A huge part of this transformation stems from the revelation that I am not my sin. And my sin isn’t even a genuine part of me—that is, part of my true, redeemed self. It’s woven hopelessly into every fibre of my flesh, true–but my flesh isn’t me either. My new self is “created to be like God in true righteousness and holiness” (Ephesians 4:22-24). When I fly off the handle, that’s not me. It’s a violation of my identity. I see that now, praise God. Because for years and years, I thought it was me. That I was an angry person. That anger was in my DNA. But it isn’t. I’m a new creation, I’m like Jesus, and that’s truer about me than my struggles and weaknesses are.

You’ll never fully appreciate how amazing this is, but I haven’t lost my temper in weeks. I’ve felt my temper rise in tiny bubbles, sure—but it’s different. I know words are going to fail me here, but I can feel a keen difference in my experience of anger. It’s now like some foreign ick, a dark psychic jellyfish, is trying to take over. I can feel, for the first time, that something other than me, different than me, alien to me, and distinctly NOT me, is trying to hijack me.

Knowing that it’s the sin IN me, the evil right there WITH me that’s the problem—not the true me, per se—has been beyond huge.

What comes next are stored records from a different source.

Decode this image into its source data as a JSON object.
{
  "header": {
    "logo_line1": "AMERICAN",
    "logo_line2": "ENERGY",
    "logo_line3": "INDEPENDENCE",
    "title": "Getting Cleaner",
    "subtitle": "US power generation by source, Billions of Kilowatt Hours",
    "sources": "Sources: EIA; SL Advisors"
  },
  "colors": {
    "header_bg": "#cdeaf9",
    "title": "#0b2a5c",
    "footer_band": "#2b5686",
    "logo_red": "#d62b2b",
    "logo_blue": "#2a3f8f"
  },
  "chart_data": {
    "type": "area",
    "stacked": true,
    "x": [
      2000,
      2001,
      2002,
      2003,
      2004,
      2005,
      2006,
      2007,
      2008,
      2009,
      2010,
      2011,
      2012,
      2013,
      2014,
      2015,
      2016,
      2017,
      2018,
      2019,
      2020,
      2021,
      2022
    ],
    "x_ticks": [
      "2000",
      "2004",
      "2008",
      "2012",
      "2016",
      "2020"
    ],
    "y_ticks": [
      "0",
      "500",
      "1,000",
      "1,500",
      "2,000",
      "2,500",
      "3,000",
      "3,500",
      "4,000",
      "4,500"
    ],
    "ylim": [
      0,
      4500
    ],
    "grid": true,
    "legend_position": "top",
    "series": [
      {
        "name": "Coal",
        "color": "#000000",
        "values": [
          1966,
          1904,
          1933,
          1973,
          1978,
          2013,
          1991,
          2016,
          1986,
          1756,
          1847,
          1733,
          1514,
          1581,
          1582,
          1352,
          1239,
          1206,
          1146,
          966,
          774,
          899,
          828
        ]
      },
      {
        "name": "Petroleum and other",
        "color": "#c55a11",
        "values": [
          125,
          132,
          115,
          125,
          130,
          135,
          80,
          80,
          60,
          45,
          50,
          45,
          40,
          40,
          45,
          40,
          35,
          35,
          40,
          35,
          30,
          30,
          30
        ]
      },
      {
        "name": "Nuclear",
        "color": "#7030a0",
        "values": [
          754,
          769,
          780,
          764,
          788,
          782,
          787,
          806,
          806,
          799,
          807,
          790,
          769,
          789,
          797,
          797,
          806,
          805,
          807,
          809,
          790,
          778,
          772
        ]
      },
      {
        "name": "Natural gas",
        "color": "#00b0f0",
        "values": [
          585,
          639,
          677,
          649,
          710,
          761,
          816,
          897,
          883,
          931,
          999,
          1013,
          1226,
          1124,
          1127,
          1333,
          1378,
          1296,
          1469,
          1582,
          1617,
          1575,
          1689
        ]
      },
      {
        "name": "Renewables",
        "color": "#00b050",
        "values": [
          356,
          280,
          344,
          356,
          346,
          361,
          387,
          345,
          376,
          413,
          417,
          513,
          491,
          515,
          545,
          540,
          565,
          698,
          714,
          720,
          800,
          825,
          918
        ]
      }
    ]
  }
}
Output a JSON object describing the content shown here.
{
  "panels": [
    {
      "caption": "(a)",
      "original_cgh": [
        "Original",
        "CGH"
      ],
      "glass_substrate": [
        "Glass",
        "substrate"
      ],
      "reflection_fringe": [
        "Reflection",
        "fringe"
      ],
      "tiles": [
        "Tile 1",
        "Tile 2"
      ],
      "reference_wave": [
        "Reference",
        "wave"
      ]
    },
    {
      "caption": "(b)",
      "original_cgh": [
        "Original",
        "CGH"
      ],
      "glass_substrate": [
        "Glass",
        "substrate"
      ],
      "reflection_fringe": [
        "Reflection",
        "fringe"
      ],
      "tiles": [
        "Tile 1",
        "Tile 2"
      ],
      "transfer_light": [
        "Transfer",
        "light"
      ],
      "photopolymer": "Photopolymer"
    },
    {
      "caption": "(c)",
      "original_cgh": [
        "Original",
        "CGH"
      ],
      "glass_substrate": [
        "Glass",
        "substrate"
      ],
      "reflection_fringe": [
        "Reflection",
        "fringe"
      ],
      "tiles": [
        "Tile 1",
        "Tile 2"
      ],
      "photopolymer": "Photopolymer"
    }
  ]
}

For one thing, it’s infinitely easier to comprehend defeating a parasitic THING than something written into my nature. Compare the notion of removing a big cyst vs. defeating your blood type, and you get the idea.

I can also feel the truth that to give in to this… THING… within me when it rears its ugly head would mean violating who I am. It would be out of character. Because I am not an angry person. “Let your gentleness be evident to all,” Paul writes (Philippians 4:5), and that’s good news. MY gentleness. The gentleness written into my DNA. The stuff that truly defines me.

I’m learning that resisting temptation on the basis of morality—right, wrong, do’s, don’ts—is a difficult road. It’s far easier to resist an evil when you see a moral lapse as a violation of your identity. Much of our proneness to sin, I’m finding, is due to a chronic identity crisis.

On the other hand, I’m becoming more and more like Jesus, so giving in to him and letting him express himself in my soul, leaving his mark…

Is so me.

So instead of rage, I feel calm. And I think, “Now THIS is who I am. I love this.” I can say without pride, “I love who I am,” because who I am is a child of God created in his image, one with Jesus Christ, redeemed by his blood, holy in his sight, loved, treasured, lavished on, transformed, renewed, and a chip off the old block.

I still sin regularly, true… but that’s not me.

It’s just not.

We often speak of establishing a moral compass in ourselves and others. Traditionally, we’ve tried to do this with a list of rights and wrongs, do’s and don’ts. But a compass isn’t a list of instructions. A compass is pulled in the right direction by forces stronger than our confusion. The most powerful moral compass in the universe is our identity in Christ.